In order to pass a song, all you have to do is survive. Each time you mess up you’ll take some damage, so you can watch your HP to see what your standing is. You can also shoot for higher scores by getting “Excellent” on your timing, with the text changing from yellow to rainbow if your timing is 100% spot-on.
But if you’re just trying to play through the stages, HP is the most important thing to pay attention to. There is another control setting buried in the options mode that could be relevant as well. In “Field Battle” stages, you’ll be using the face buttons for those prompts. In the options, you can access “Directional Buttons Settings” to activate the dpad as additional buttons.

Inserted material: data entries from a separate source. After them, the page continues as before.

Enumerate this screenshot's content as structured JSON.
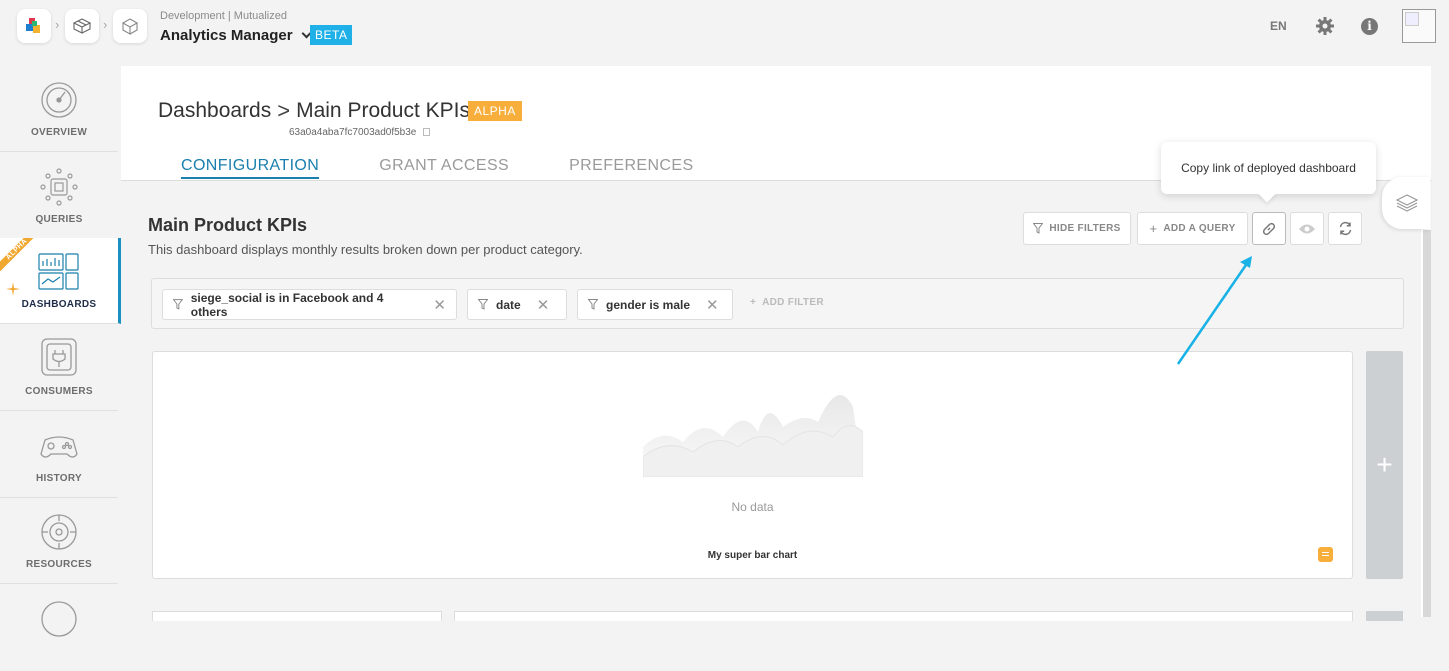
{
  "header": {
    "environment": "Development | Mutualized",
    "app_name": "Analytics Manager",
    "beta_badge": "BETA",
    "language": "EN",
    "info_glyph": "i",
    "icons": [
      "app-logo-icon",
      "cube-outline-icon",
      "cube-app-icon",
      "gear-icon",
      "info-icon",
      "avatar"
    ]
  },
  "sidebar": {
    "items": [
      {
        "label": "OVERVIEW",
        "icon": "speedometer-icon"
      },
      {
        "label": "QUERIES",
        "icon": "chip-icon"
      },
      {
        "label": "DASHBOARDS",
        "icon": "dashboard-icon",
        "active": true,
        "ribbon": "ALPHA"
      },
      {
        "label": "CONSUMERS",
        "icon": "plug-icon"
      },
      {
        "label": "HISTORY",
        "icon": "controller-icon"
      },
      {
        "label": "RESOURCES",
        "icon": "gear-circle-icon"
      }
    ]
  },
  "page": {
    "breadcrumb_root": "Dashboards",
    "breadcrumb_sep": ">",
    "title": "Main Product KPIs",
    "alpha_badge": "ALPHA",
    "id": "63a0a4aba7fc7003ad0f5b3e",
    "tabs": [
      "CONFIGURATION",
      "GRANT ACCESS",
      "PREFERENCES"
    ],
    "active_tab": "CONFIGURATION"
  },
  "dashboard": {
    "title": "Main Product KPIs",
    "description": "This dashboard displays monthly results broken down per product category.",
    "buttons": {
      "hide_filters": "HIDE FILTERS",
      "add_query": "ADD A QUERY",
      "plus": "+"
    },
    "filters": [
      {
        "label": "siege_social is in Facebook and 4 others"
      },
      {
        "label": "date"
      },
      {
        "label": "gender is male"
      }
    ],
    "add_filter": "ADD FILTER",
    "remove_glyph": "✕",
    "card": {
      "empty_text": "No data",
      "name": "My super bar chart"
    },
    "add_column": "+"
  },
  "tooltip": {
    "text": "Copy link of deployed dashboard"
  },
  "colors": {
    "accent": "#1a7fae",
    "beta": "#20b0e8",
    "alpha": "#f7ae3b",
    "arrow": "#19b2e6"
  }
}
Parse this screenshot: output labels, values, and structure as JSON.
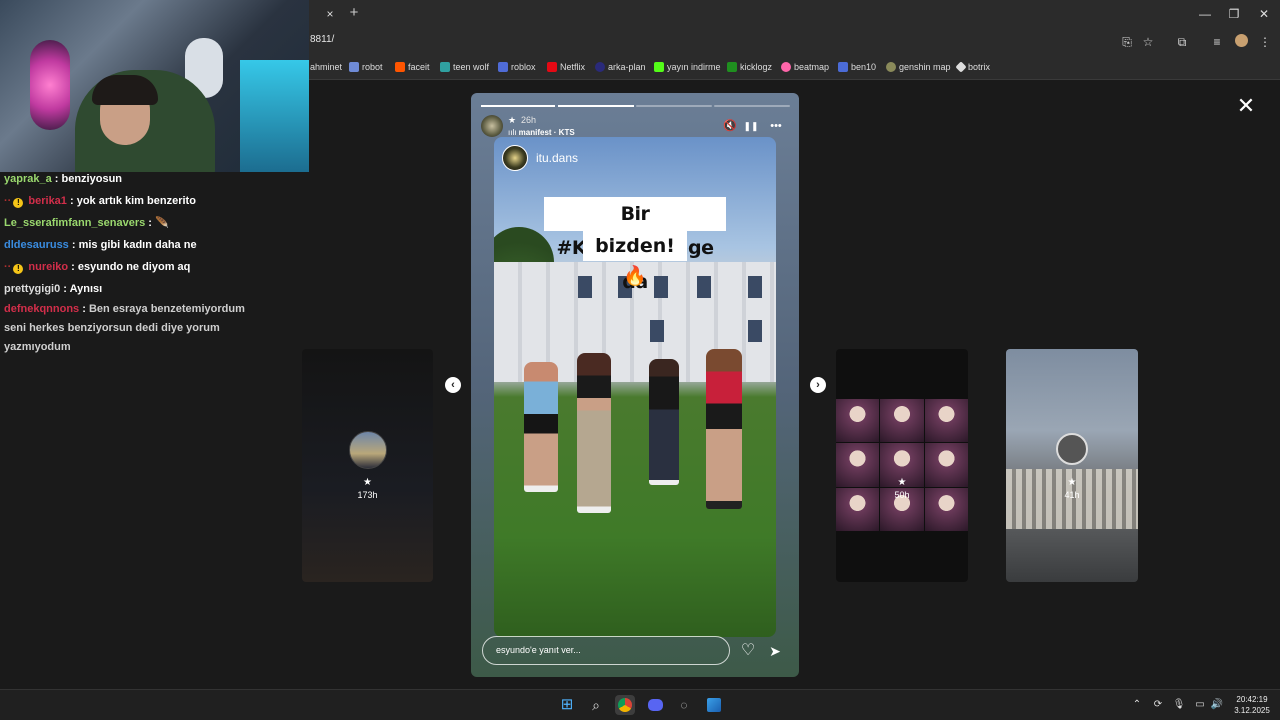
{
  "browser": {
    "url": "8811/",
    "tab_close": "×",
    "new_tab": "+",
    "window_controls": {
      "minimize": "—",
      "restore": "❐",
      "close": "✕"
    },
    "bookmarks": [
      {
        "label": "ahminet",
        "color": "#2b2b2b"
      },
      {
        "label": "robot",
        "color": "#6f8bd6"
      },
      {
        "label": "faceit",
        "color": "#ff5500"
      },
      {
        "label": "teen wolf",
        "color": "#30a0a0"
      },
      {
        "label": "roblox",
        "color": "#4f6bd6"
      },
      {
        "label": "Netflix",
        "color": "#e50914"
      },
      {
        "label": "arka-plan",
        "color": "#2a2a7a"
      },
      {
        "label": "yayın indirme",
        "color": "#53fc18"
      },
      {
        "label": "kicklogz",
        "color": "#1f8f1f"
      },
      {
        "label": "beatmap",
        "color": "#ff66aa"
      },
      {
        "label": "ben10",
        "color": "#4b6bd6"
      },
      {
        "label": "genshin map",
        "color": "#8a8a5a"
      },
      {
        "label": "botrix",
        "color": "#dddddd"
      }
    ]
  },
  "chat": [
    {
      "user": "yaprak_a",
      "color": "#9ad86e",
      "text": "benziyosun",
      "badge": false,
      "prefix": ""
    },
    {
      "user": "berika1",
      "color": "#d22e4a",
      "text": "yok artık kim benzerito",
      "badge": true,
      "prefix": ""
    },
    {
      "user": "Le_sserafimfann_senavers",
      "color": "#9ad86e",
      "text": "🪶",
      "badge": false,
      "prefix": ""
    },
    {
      "user": "dldesauruss",
      "color": "#3a8ce0",
      "text": "mis gibi kadın daha ne",
      "badge": false,
      "prefix": ""
    },
    {
      "user": "nureiko",
      "color": "#d22e4a",
      "text": "esyundo ne diyom aq",
      "badge": true,
      "prefix": ""
    },
    {
      "user": "prettygigi0",
      "color": "#dddddd",
      "text": "Aynısı",
      "badge": false,
      "prefix": ""
    },
    {
      "user": "defnekqnnons",
      "color": "#d22e4a",
      "text": "Ben esraya benzetemiyordum",
      "badge": false,
      "prefix": ""
    }
  ],
  "chat_continuation": [
    "seni herkes benziyorsun dedi diye yorum",
    "yazmıyodum"
  ],
  "story": {
    "progress": [
      1,
      1,
      0,
      0
    ],
    "time": "26h",
    "music": "manifest · KTS",
    "repost_user": "itu.dans",
    "sticker_line1": "Bir #KTSChallenge da",
    "sticker_line2": "bizden! 🔥",
    "reply_placeholder": "esyundo'e yanıt ver...",
    "icons": {
      "mute": "🔇",
      "pause": "❚❚",
      "more": "•••",
      "heart": "♡",
      "send": "➤",
      "star": "★"
    }
  },
  "side_stories": {
    "left": {
      "age": "173h"
    },
    "right1": {
      "age": "50h"
    },
    "right2": {
      "age": "41h"
    }
  },
  "nav": {
    "prev": "‹",
    "next": "›",
    "close": "✕"
  },
  "taskbar": {
    "time": "20:42:19",
    "date": "3.12.2025"
  }
}
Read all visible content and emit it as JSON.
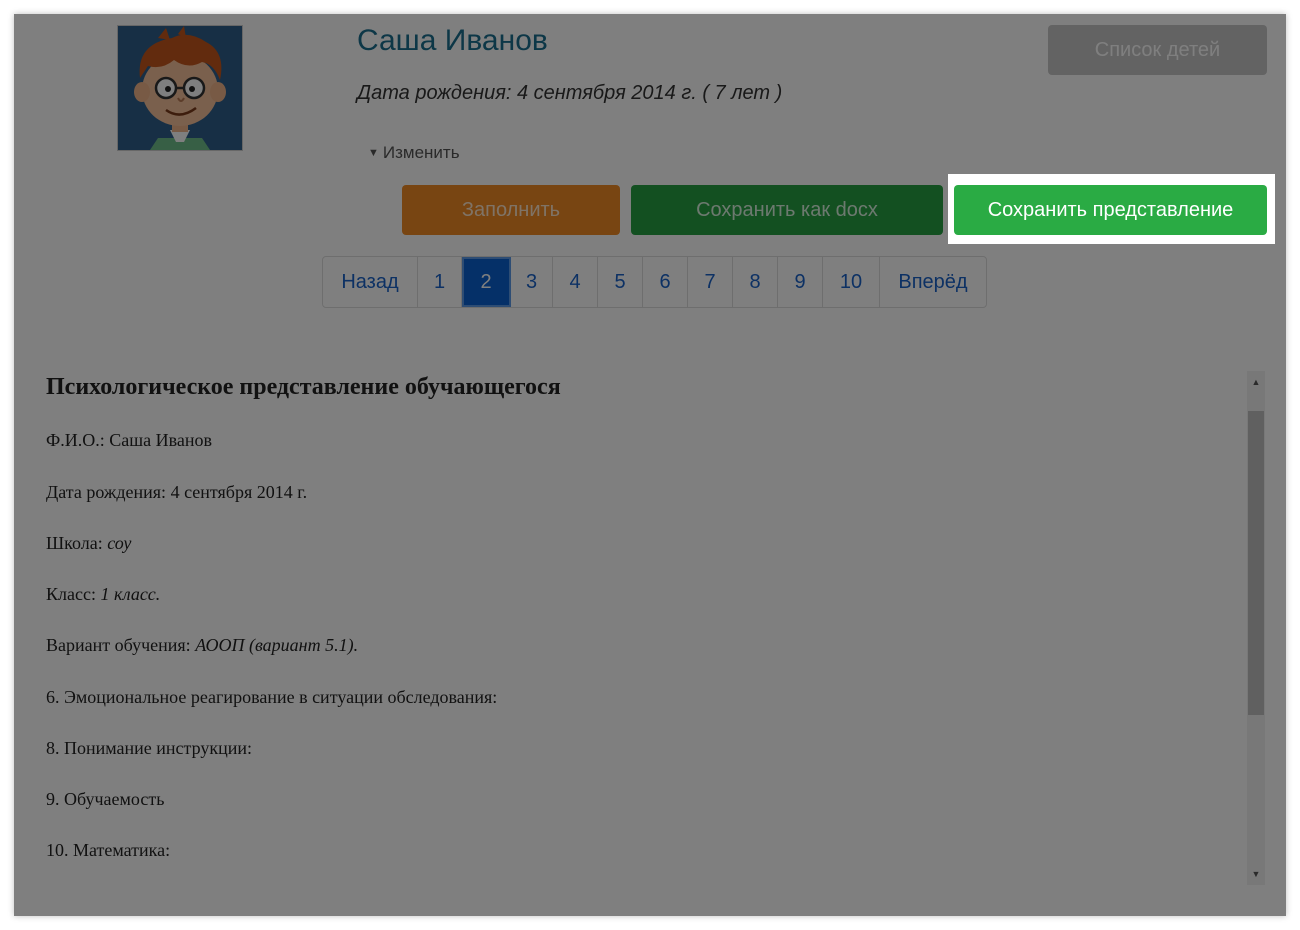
{
  "child": {
    "name": "Саша Иванов",
    "dob": "Дата рождения: 4 сентября 2014 г. ( 7 лет )",
    "edit_label": "Изменить"
  },
  "buttons": {
    "children_list": "Список детей",
    "fill": "Заполнить",
    "save_docx": "Сохранить как docx",
    "save_representation": "Сохранить представление"
  },
  "pagination": {
    "prev": "Назад",
    "pages": [
      "1",
      "2",
      "3",
      "4",
      "5",
      "6",
      "7",
      "8",
      "9",
      "10"
    ],
    "active_page": "2",
    "next": "Вперёд"
  },
  "document": {
    "title": "Психологическое представление обучающегося",
    "fio_label": "Ф.И.О.:",
    "fio_value": "Саша Иванов",
    "dob_label": "Дата рождения:",
    "dob_value": "4 сентября 2014 г.",
    "school_label": "Школа:",
    "school_value": "соу",
    "class_label": "Класс:",
    "class_value": "1 класс.",
    "variant_label": "Вариант обучения:",
    "variant_value": "АООП (вариант 5.1).",
    "item6": "6. Эмоциональное реагирование в ситуации обследования:",
    "item8": "8. Понимание инструкции:",
    "item9": "9. Обучаемость",
    "item10": "10. Математика:"
  },
  "colors": {
    "accent_orange": "#f08a24",
    "accent_green": "#2aab44",
    "link_blue": "#1a63c9",
    "active_page_blue": "#0a60d0"
  },
  "icons": {
    "avatar": "cartoon-boy-avatar",
    "edit_caret": "caret-down-icon",
    "scroll_up": "scroll-up-arrow-icon",
    "scroll_down": "scroll-down-arrow-icon"
  }
}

There’s a “Standard” or “Flipped” option, which assigns a face button to each direction on the dpad.
This is definitely a new kind of system you’ll have to get used to, even if you’re a seasoned Hatsune Miku veteran. But once everything clicks into place you can have a lot of fun, especially on the harder difficulties. But don’t just take my word for it – if you’re intrigued by the controls as we’ve laid them out, go out and try the demo!